Identifying ARMA Models
A fresh, stationary series lands on your desk. You believe some
ARMA model generated it —
but which? How many autoregressive lags p, how many moving-average
lags q? This is the identification step, the first and most
judgement-laden stage of the whole
Box–Jenkins
method. The core tool is wonderfully visual: plot the two correlograms — the
ACF and the
PACF
— side by side, and read their shapes together.
The logic rests on the two signatures you already know. An MA cuts off in the ACF; an AR cuts off in the
PACF. Put them in one table and identification becomes pattern-matching.
The identification table
- AR(p): ACF tails off; PACF cuts off
after lag p. → read p from the PACF.
- MA(q): ACF cuts off after lag
q; PACF tails off. → read q from the
ACF.
- ARMA(p,q): both tail off — neither cuts off,
so no clean spike count; start small and compare.
| Model | ACF behaviour | PACF behaviour | What to read |
| AR(p) | tails off (geometric / damped sine) | cuts off after lag p | p = last PACF spike |
| MA(q) | cuts off after lag q | tails off | q = last ACF spike |
| ARMA(p,q) | tails off | tails off | try small (p,q); use a criterion |
Memorise the diagonal: the plot that cuts off names its order, and the other one tails.
If both tail off, you are in mixed ARMA territory and the plots alone will not hand you the
answer.
A worked pair of correlograms
Here is the diagnostic in action for an AR(1) with \phi = 0.7. The
ACF (left idea) decays geometrically, \rho_k = 0.7^{k}, dying
away but never truly hitting zero — it tails off. The PACF shows a single
decisive spike at lag 1 and is then flat — it cuts off at lag 1. Reading the pair by the table:
"ACF tails, PACF cuts at 1" ⟹ AR(1). That is the whole method in one example.
Swap the two pictures — an ACF that cuts off at lag 1 while the PACF tails — and you would instead read
MA(1). The shapes, not the individual numbers, carry the message.
When the plots won't decide: criteria
For a genuine mixed ARMA both correlograms tail off, and eyeballing cannot separate, say, ARMA(1,1) from
ARMA(2,1). Two remedies:
- The extended ACF (EACF) lays out a grid over candidate
(p,q) pairs and marks a triangle of zeros whose corner points at a sensible
order — a purpose-built tool for the mixed case.
- Information criteria — AIC, the small-sample-corrected
AICc, and BIC — score each fitted candidate by trading goodness-of-fit against the
number of parameters.

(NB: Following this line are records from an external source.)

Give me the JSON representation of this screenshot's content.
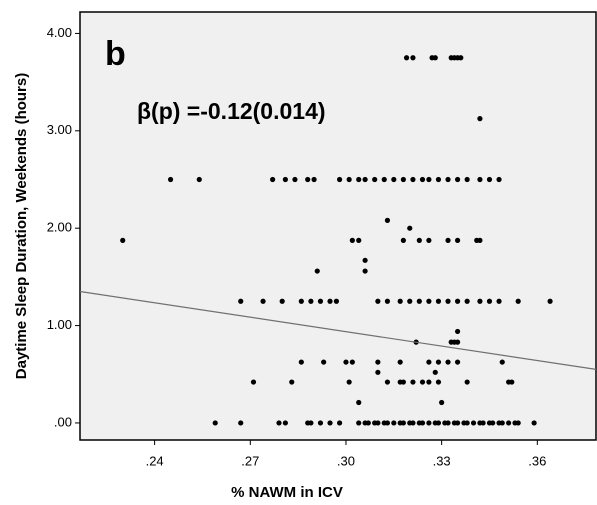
{
  "chart_data": {
    "type": "scatter",
    "annotations": [
      "b",
      "β(p) =-0.12(0.014)"
    ],
    "xlabel": "% NAWM in ICV",
    "ylabel": "Daytime Sleep  Duration, Weekends (hours)",
    "xlim": [
      0.2166,
      0.3784
    ],
    "ylim": [
      -0.175,
      4.22
    ],
    "xticks": [
      {
        "value": 0.24,
        "label": ".24"
      },
      {
        "value": 0.27,
        "label": ".27"
      },
      {
        "value": 0.3,
        "label": ".30"
      },
      {
        "value": 0.33,
        "label": ".33"
      },
      {
        "value": 0.36,
        "label": ".36"
      }
    ],
    "yticks": [
      {
        "value": 0,
        "label": ".00"
      },
      {
        "value": 1,
        "label": "1.00"
      },
      {
        "value": 2,
        "label": "2.00"
      },
      {
        "value": 3,
        "label": "3.00"
      },
      {
        "value": 4,
        "label": "4.00"
      }
    ],
    "color": "#000000",
    "background": "#f0f0f0",
    "fit_line": {
      "x": [
        0.2166,
        0.3784
      ],
      "y": [
        1.35,
        0.55
      ],
      "color": "#707070"
    },
    "x": [
      0.259,
      0.267,
      0.279,
      0.281,
      0.288,
      0.289,
      0.292,
      0.295,
      0.298,
      0.304,
      0.306,
      0.307,
      0.309,
      0.31,
      0.312,
      0.313,
      0.315,
      0.317,
      0.318,
      0.32,
      0.321,
      0.323,
      0.324,
      0.326,
      0.328,
      0.329,
      0.331,
      0.332,
      0.334,
      0.335,
      0.337,
      0.338,
      0.34,
      0.342,
      0.343,
      0.345,
      0.346,
      0.348,
      0.349,
      0.351,
      0.353,
      0.354,
      0.359,
      0.245,
      0.254,
      0.277,
      0.281,
      0.284,
      0.288,
      0.29,
      0.298,
      0.301,
      0.304,
      0.306,
      0.309,
      0.312,
      0.315,
      0.318,
      0.321,
      0.324,
      0.326,
      0.329,
      0.332,
      0.335,
      0.338,
      0.342,
      0.345,
      0.348,
      0.319,
      0.321,
      0.327,
      0.328,
      0.333,
      0.334,
      0.335,
      0.336,
      0.342,
      0.23,
      0.302,
      0.304,
      0.318,
      0.323,
      0.326,
      0.332,
      0.335,
      0.341,
      0.342,
      0.313,
      0.32,
      0.267,
      0.274,
      0.28,
      0.286,
      0.289,
      0.292,
      0.295,
      0.297,
      0.31,
      0.313,
      0.317,
      0.32,
      0.323,
      0.326,
      0.329,
      0.332,
      0.335,
      0.338,
      0.342,
      0.345,
      0.348,
      0.354,
      0.364,
      0.291,
      0.306,
      0.306,
      0.286,
      0.293,
      0.3,
      0.302,
      0.31,
      0.317,
      0.326,
      0.329,
      0.332,
      0.335,
      0.349,
      0.271,
      0.283,
      0.301,
      0.313,
      0.317,
      0.318,
      0.321,
      0.324,
      0.326,
      0.329,
      0.338,
      0.351,
      0.352,
      0.322,
      0.333,
      0.334,
      0.335,
      0.335,
      0.304,
      0.33,
      0.31,
      0.328
    ],
    "y": [
      0,
      0,
      0,
      0,
      0,
      0,
      0,
      0,
      0,
      0,
      0,
      0,
      0,
      0,
      0,
      0,
      0,
      0,
      0,
      0,
      0,
      0,
      0,
      0,
      0,
      0,
      0,
      0,
      0,
      0,
      0,
      0,
      0,
      0,
      0,
      0,
      0,
      0,
      0,
      0,
      0,
      0,
      0,
      2.5,
      2.5,
      2.5,
      2.5,
      2.5,
      2.5,
      2.5,
      2.5,
      2.5,
      2.5,
      2.5,
      2.5,
      2.5,
      2.5,
      2.5,
      2.5,
      2.5,
      2.5,
      2.5,
      2.5,
      2.5,
      2.5,
      2.5,
      2.5,
      2.5,
      3.75,
      3.75,
      3.75,
      3.75,
      3.75,
      3.75,
      3.75,
      3.75,
      3.125,
      1.875,
      1.875,
      1.875,
      1.875,
      1.875,
      1.875,
      1.875,
      1.875,
      1.875,
      1.875,
      2.08,
      2.0,
      1.25,
      1.25,
      1.25,
      1.25,
      1.25,
      1.25,
      1.25,
      1.25,
      1.25,
      1.25,
      1.25,
      1.25,
      1.25,
      1.25,
      1.25,
      1.25,
      1.25,
      1.25,
      1.25,
      1.25,
      1.25,
      1.25,
      1.25,
      1.56,
      1.56,
      1.67,
      0.625,
      0.625,
      0.625,
      0.625,
      0.625,
      0.625,
      0.625,
      0.625,
      0.625,
      0.625,
      0.625,
      0.42,
      0.42,
      0.42,
      0.42,
      0.42,
      0.42,
      0.42,
      0.42,
      0.42,
      0.42,
      0.42,
      0.42,
      0.42,
      0.83,
      0.83,
      0.83,
      0.83,
      0.94,
      0.21,
      0.21,
      0.52,
      0.52
    ]
  }
}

You fit a handful of small models and pick the lowest score. This
model-selection step turns identification from art into a semi-automatic search (modern
"auto-ARIMA" routines do exactly this).
In practice you combine them: let the ACF/PACF narrow the field to a few plausible orders, then
let a criterion (and a residual check) pick the winner.

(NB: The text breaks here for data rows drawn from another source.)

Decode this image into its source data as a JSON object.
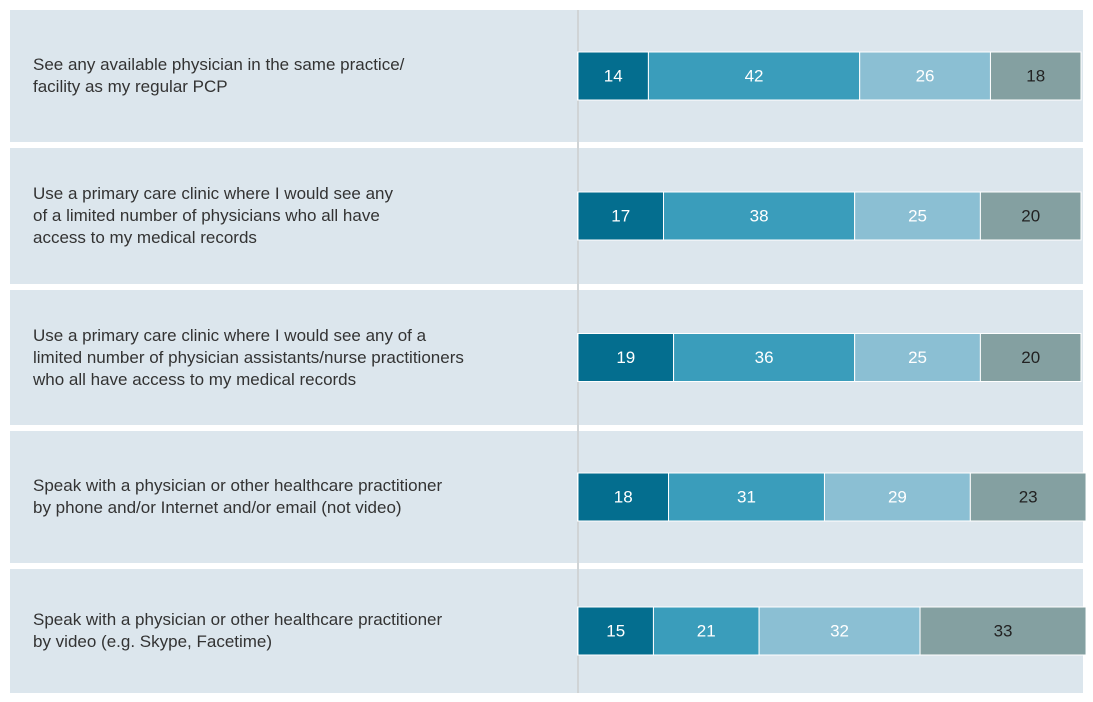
{
  "chart_data": {
    "type": "stacked-bar-horizontal",
    "categories": [
      "See any available physician in the same practice/\nfacility as my regular PCP",
      "Use a primary care clinic where I would see any\nof a limited number of physicians who all have\naccess to my medical records",
      "Use a primary care clinic where I would see any of a\nlimited number of physician assistants/nurse practitioners\nwho all have access to my medical records",
      "Speak with a physician or other healthcare practitioner\nby phone and/or Internet and/or email (not video)",
      "Speak with a physician or other healthcare practitioner\nby video (e.g. Skype, Facetime)"
    ],
    "series": [
      {
        "color": "#046e8f",
        "values": [
          14,
          17,
          19,
          18,
          15
        ]
      },
      {
        "color": "#3a9dbb",
        "values": [
          42,
          38,
          36,
          31,
          21
        ]
      },
      {
        "color": "#8bbfd3",
        "values": [
          26,
          25,
          25,
          29,
          32
        ]
      },
      {
        "color": "#84a0a1",
        "values": [
          18,
          20,
          20,
          23,
          33
        ]
      }
    ]
  }
}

The clean "tails vs cuts" pictures are population truths. Your sample plots are estimates from
finite data and jiggle around those ideals, with confidence bands at about
\pm 1.96/\sqrt{T}. A bar poking just past the band at lag 7 is usually noise,
not a real order-7 term. Two disciplines keep you honest: (1) parsimony — prefer the
smallest order consistent with the plots, since every extra parameter is another thing to estimate badly;
and (2) diagnostic checking — after fitting, the residuals should look like
white noise (a flat
residual ACF, a passing portmanteau test). Identification is a hypothesis, confirmed only when
the residuals come out clean. Never read a single noisy spike as gospel.
It is tempting to throw ARMA(5,5) at everything — surely a bigger model fits better? It does fit the
training data better, always. But over-parameterised models chase noise, invite
near-common-factor
redundancy (unstable, near-cancelling roots), and forecast worse out of sample —
their extra coefficients add variance without adding signal. Parsimony is not mere tidiness; it is the
principle that a model should be as simple as the data allow. The whole ACF/PACF ritual exists to find
the smallest order that captures the dependence, and the information criteria formalise that
instinct by charging a penalty for every parameter.